06 settembre 2021 16:48

“Abbiamo 18mila fascicoli di casi di corruzione. Se li vedeste vi verrebbe un infarto”. Queste sono state le parole del primo ministro iracheno in una conferenza stampa il 2 settembre.

I casi di corruzione sono aumentati e sono venuti a galla con l’approssimarsi delle elezioni, previste per il 10 ottobre. Tutti i partiti nei loro slogan promettono di combattere la corruzione, ma questa è cresciuta rapidamente proprio per la necessità dei partiti di trovare denaro per finanziare la campagna elettorale. I casi di corruzione sono diventati l’oggetto di accuse reciproche tra le coalizioni in lizza.

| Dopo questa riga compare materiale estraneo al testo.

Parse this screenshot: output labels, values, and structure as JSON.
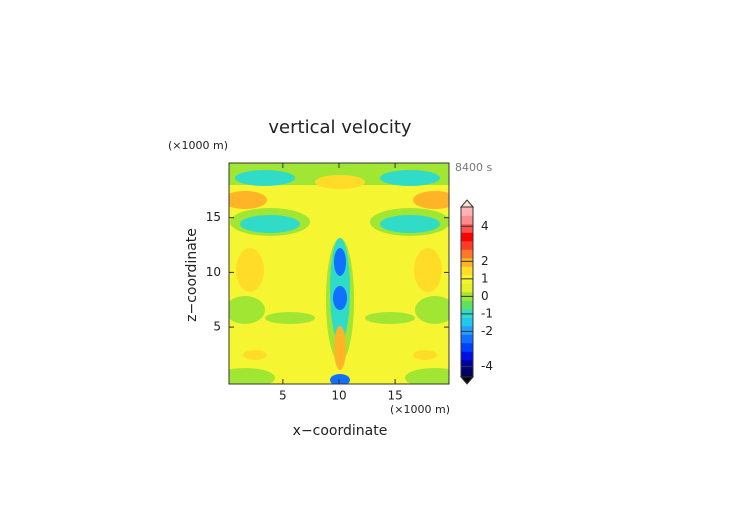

In un acceso dibattito in parlamento la commissione per l’integrità, incaricata di combattere la corruzione, è stata accusata di non essere riuscita a “individuare le responsabilità di ministri e direttori generali, accontentandosi di colpire solo piccoli funzionari”. Nel suo rapporto annuale relativo al 2020, la commissione riferisce di aver indagato su 63 ministri, mentre i funzionari di vario grado e i direttori generali accusati sono stati 449. Nella maggior parte dei casi si tratta di persone legate alla produzione e distribuzione dell’elettricità.

Clima di paura
Ma in questa guerra di accuse nessun organismo ufficiale osa menzionare il ruolo delle milizie nell’aumento della corruzione. I gruppi armati cercano di mantenere lo stato di guerra e instabilità per salvaguardare i loro profitti derivanti dalle attività illegali, come il traffico di armi, droghe ed esseri umani.

Aumentando di numero (160 circa, alcune delle quali registrate ufficialmente, altre no) le milizie hanno creato un clima di paura così da ottenere grandi contratti con lo stato. Sono loro a spingere con forza per le elezioni, per poter mantenere il proprio ruolo di controllo dietro le quinte.

E si prevede che nel prossimo parlamento saranno le tre coalizioni con le rispettive milizie alle spalle a controllare la maggioranza dei seggi.